Washington has dangled the prospect of military action in the North, and threatened to cut economic ties with countries that continue to trade with the it -- around 90 percent of the North's external commerce is with China.
Kim Hyun-Wook, professor at the Seoul government's Korea National Diplomatic Academy, told AFP that Washington had softened its original "very strong draft proposal" because it was vital to keep Moscow and Beijing on board.
"It is only possible to criticise and rebuke China and Russia for not enforcing the sanctions if they vote for it at the UN Security Council," he said.
'Pay the price'
Early Monday, North Korea said it would not accept any chastisement over its nuclear and missile programme, which it says is vital to stave off the threat of an American invasion.
If Washington does "rig up the illegal and unlawful 'resolution' on harsher sanctions, the DPRK shall make absolutely sure that the US pays due price," its foreign ministry said, in a statement published by the official KCNA news agency.
The North has a long history of making florid threats against Washington and its allies without following through on them.
"The forthcoming measures to be taken by the DPRK will cause the US the greatest pain and suffering it had ever gone through in its entire history," the ministry said.
"The world will witness how the DPRK tames the US gangsters by taking (a) series of action tougher than they have ever envisaged."
Pyongyang has staged a series of missile tests in recent months, culminating in an intercontinental ballistic missile that appeared to bring much of the US mainland into range -- ramping up tensions and earning itself a seventh set of UN Security Council sanctions.

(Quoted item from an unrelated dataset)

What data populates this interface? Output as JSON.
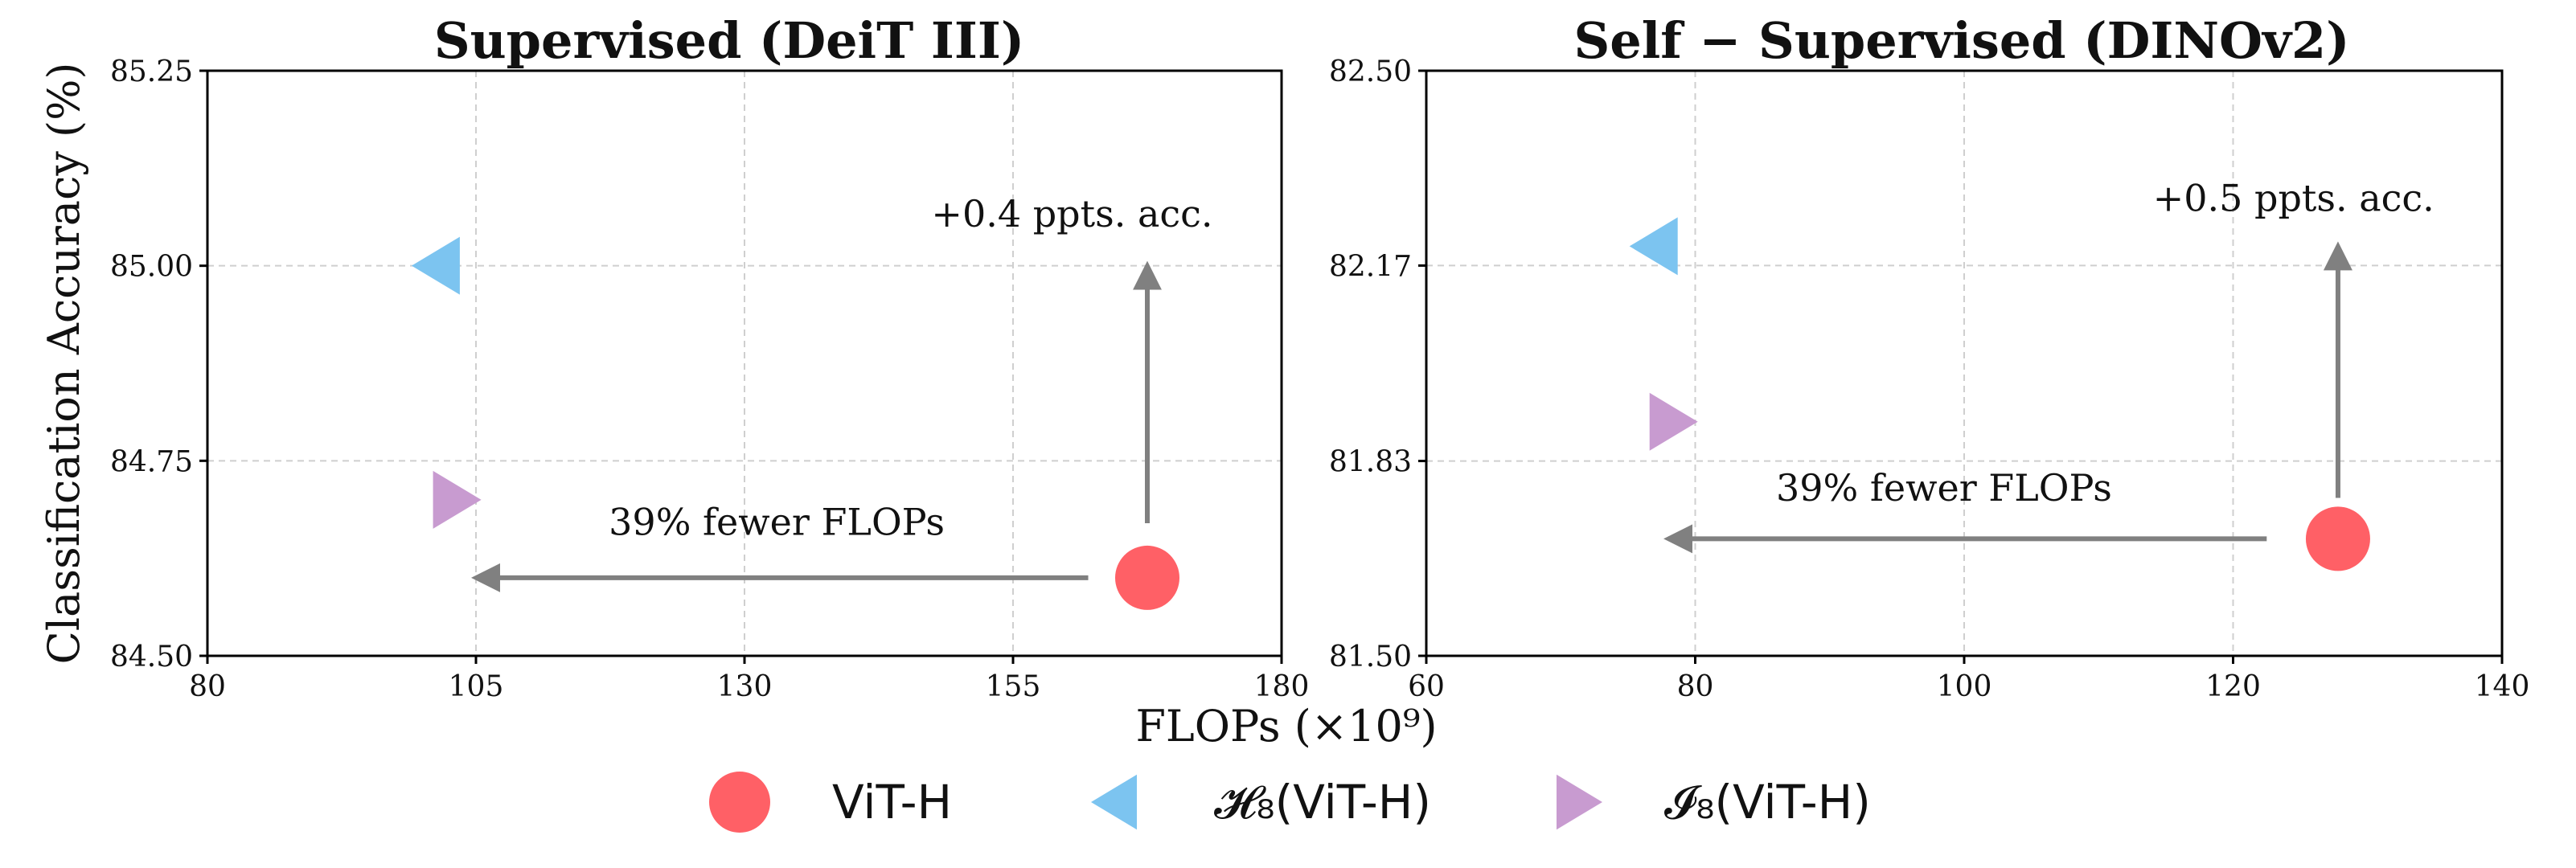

It followed up with a sixth nuclear test on September 3, its largest to date, which it said was a hydrogen bomb small enough to fit onto a missile and prompted global outrage.
Monday's expected vote is seen as a key test of resolve for the council, which united last month to adopt a resolution intended to reduce the impoverished country's export earnings by up to a billion dollars.
Chinese foreign ministry spokesman Geng Shuang told reporters that Beijing "approves further reactions and necessary measures by the UN Security Council" in response to the nuclear test.
He declined to be drawn on whether China was behind the weakening of the draft, saying it hoped the decision would be made "on the basis of full consultation and consensus".